By the time this was discovered in August 2001, the damage was so advanced that she required a total knee replacement. This was done in November 2002 when Mrs M was just 30 years old.
As a result of the replacement she has become handicapped in her daily activities and will require a lifetime of further treatment and repeat revision surgery of the knee.
Boyes Turner medical negligence solicitors were approached in June 2002 and a Conditional Fee Agreement entered into in October of the same year.
Supportive liability evidence was obtained from an expert orthopaedic surgeon and an expert radiologist. The difficult part was causation (arguing when intervention would have made a difference to the overall outcome). This would be what linked back to whether it was negligent not to diagnose and treat her at that time.

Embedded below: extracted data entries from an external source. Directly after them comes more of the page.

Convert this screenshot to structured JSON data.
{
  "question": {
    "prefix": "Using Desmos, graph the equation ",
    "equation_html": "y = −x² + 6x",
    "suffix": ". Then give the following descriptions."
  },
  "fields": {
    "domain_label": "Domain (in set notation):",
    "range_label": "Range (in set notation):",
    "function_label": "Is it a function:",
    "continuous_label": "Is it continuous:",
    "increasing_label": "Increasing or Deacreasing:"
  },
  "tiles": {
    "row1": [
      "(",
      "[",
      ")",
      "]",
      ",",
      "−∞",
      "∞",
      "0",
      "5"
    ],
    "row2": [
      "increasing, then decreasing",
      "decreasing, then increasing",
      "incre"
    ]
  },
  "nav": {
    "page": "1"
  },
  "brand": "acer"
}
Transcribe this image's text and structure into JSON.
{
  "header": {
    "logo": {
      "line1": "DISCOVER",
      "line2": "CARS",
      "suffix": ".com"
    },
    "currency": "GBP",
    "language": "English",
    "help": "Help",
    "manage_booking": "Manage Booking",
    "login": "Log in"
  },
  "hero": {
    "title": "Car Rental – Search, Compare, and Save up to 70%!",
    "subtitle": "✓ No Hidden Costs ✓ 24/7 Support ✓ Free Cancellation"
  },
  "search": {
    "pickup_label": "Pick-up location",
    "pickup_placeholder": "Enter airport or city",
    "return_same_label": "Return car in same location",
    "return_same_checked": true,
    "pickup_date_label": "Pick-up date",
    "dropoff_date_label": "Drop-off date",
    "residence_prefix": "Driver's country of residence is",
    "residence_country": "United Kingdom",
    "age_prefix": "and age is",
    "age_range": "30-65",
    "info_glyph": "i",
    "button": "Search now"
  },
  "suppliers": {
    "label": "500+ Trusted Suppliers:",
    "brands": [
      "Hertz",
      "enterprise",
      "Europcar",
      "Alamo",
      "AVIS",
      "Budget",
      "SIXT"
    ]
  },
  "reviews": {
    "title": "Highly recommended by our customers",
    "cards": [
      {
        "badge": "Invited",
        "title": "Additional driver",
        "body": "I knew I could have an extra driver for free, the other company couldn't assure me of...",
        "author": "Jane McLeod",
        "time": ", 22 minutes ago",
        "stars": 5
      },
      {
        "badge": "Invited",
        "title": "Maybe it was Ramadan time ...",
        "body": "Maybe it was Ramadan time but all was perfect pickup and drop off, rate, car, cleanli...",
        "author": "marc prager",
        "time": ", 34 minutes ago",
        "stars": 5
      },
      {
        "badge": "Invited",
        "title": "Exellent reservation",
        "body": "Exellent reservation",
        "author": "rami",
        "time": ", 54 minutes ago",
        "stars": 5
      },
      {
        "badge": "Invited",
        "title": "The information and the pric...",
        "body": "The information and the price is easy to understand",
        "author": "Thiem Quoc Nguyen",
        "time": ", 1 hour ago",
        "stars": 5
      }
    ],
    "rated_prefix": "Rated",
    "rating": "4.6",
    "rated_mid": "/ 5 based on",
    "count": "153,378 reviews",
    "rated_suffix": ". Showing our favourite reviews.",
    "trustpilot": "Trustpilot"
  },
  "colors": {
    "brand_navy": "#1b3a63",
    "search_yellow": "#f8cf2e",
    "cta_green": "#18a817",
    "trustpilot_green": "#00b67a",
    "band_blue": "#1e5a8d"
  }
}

Proceedings had to be issued due to limitation and were served in March 2005. The defendant robustly denied all allegations of medical negligence.
Due to Mrs M’s impaired mobility a care/occupational therapy report and an architectural report were commissioned.
A trial date was fixed to take place in July 2006, but due to unforeseen circumstances was moved to December 2006.
Unfortunately the expert radiologist failed to respond to any requests for further information or to deal with the defendant’s Part 35 questions. A second expert radiologist therefore had to be commissioned very late in the day and the report was not received until June 2006.
A Part 36 offer to settle the medical claim was made by us in April 2006 of £280,000 which took into account litigation risk.
When the second expert radiologist’s report was received it was not as supportive of causation, placing Mrs M’s case in difficulty. Additionally, the expert orthopaedic surgeon was not as confident following that second radiology report and the whole case began to look shaky.
The defendant’s made an offer of £175,000 out of the blue in July 2006. Whilst it may have seemed an easy option to take them up on this offer, clearly their evidence was not as supportive of their case either! Following many discussions between us, Mrs M and our barrister we made a counter-offer of £225,000 in August 2006 which was duly accepted without admission of liability on the part of the defendant.